A substantial portion of undocumented workers become irregular not through personal culpability but through circumstances beyond their control. Employer negligence in permit renewal, deliberate non-renewal designed to suppress worker bargaining power, unlawful transfers to unregistered worksites, abandonment of workers mid-contract, and wage theft that forces workers underground—these mechanisms transform documented workers into irregular status through managerial agency. Immigration assessment procedures should evaluate such workers as potential victims of exploitation rather than presumptively treating them as offenders. Thailand's recent initiatives recognising undocumented workers as trafficking victims entitled to assistance rather than prosecution provide a neighbouring model deserving consideration.

Tenaganita's formal recommendations to the Malaysian government address this accountability deficit directly. The organisation calls for comprehensive investigation and prosecution of employers, company directors, and labour contractors where immigration and labour law violations are substantiated. Meaningful sanctions must be imposed on employers demonstrating repeated patterns of breach, with penalties reflecting the gravity of conduct rather than merely constituting an overhead cost. Workers who became undocumented through employer actions should be assessed individually as potential victims warranting protection rather than automatic defendants. Immigration enforcement operations should prioritise justice, proportionality, and genuine accountability rather than disproportionately targeting those with minimal agency.

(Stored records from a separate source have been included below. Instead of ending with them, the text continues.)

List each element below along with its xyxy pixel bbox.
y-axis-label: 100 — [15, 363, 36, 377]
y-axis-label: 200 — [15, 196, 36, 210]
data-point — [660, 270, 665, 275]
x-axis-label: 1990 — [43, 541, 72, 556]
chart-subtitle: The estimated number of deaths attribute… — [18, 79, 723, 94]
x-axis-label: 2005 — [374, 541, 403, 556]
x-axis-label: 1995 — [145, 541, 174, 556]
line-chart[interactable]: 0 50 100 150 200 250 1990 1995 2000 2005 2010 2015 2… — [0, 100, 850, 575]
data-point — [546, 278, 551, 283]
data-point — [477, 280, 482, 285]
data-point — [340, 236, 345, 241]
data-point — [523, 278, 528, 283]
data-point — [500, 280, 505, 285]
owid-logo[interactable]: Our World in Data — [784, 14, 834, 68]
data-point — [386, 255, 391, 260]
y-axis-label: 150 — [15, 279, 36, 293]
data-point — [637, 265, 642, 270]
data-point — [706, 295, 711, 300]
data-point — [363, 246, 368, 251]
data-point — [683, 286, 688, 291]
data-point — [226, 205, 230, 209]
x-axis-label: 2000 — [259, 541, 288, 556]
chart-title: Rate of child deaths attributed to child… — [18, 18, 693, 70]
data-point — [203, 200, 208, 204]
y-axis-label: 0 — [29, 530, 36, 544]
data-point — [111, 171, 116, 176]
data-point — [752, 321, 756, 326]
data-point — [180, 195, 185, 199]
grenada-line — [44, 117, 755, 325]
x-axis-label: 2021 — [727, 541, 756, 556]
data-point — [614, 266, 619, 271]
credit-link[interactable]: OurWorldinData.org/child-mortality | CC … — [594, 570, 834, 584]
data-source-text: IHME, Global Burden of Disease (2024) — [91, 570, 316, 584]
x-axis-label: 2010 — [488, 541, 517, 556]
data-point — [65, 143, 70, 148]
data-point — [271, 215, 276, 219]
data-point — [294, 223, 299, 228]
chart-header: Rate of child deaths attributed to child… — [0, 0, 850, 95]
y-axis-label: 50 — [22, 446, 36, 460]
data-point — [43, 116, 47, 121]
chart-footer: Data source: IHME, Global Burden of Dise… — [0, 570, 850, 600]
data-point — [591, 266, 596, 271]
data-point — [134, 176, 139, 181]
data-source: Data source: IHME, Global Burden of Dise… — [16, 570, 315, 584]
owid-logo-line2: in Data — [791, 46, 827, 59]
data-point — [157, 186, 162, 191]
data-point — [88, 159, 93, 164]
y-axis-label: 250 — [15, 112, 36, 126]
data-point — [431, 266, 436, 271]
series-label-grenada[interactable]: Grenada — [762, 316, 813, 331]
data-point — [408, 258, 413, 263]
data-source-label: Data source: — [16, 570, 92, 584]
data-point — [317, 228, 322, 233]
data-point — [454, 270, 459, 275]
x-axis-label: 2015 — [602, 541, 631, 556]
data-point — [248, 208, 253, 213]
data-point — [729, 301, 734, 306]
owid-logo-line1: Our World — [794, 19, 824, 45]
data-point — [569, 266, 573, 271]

The philosophical foundation underlying effective immigration law enforcement is straightforward but frequently ignored: legitimate law enforcement cannot mean arresting those with the least power while excusing those bearing the greatest responsibility. A system that criminalises workers while protecting employers who exercise decisive control over employment status and immigration documentation does not enforce the law—it institutionalises injustice. Malaysia's credibility as a nation governed by rule of law depends partly upon whether enforcement mechanisms apply proportionate consequences to culpable actors. A worker arrested because an employer failed to renew documentation experiences enforcement; an employer merely fined continues profiting from violation. This selective justice corrodes both worker protection and rule of law principles.

The true metric for evaluating immigration enforcement should not be arrest statistics or detention numbers, but rather whether genuine accountability attaches to those profiting from legal violations. If Malaysian enforcement operations succeed in detaining hundreds of workers while employers responsible for their irregular status escape investigation, prosecution, or meaningful penalty, then the operation represents procedural legitimacy masking substantive injustice. Until enforcement mechanisms demonstrate equivalent rigour in investigating and prosecuting culpable employers as they exercise toward vulnerable workers, Malaysia's immigration system will remain selective rather than just.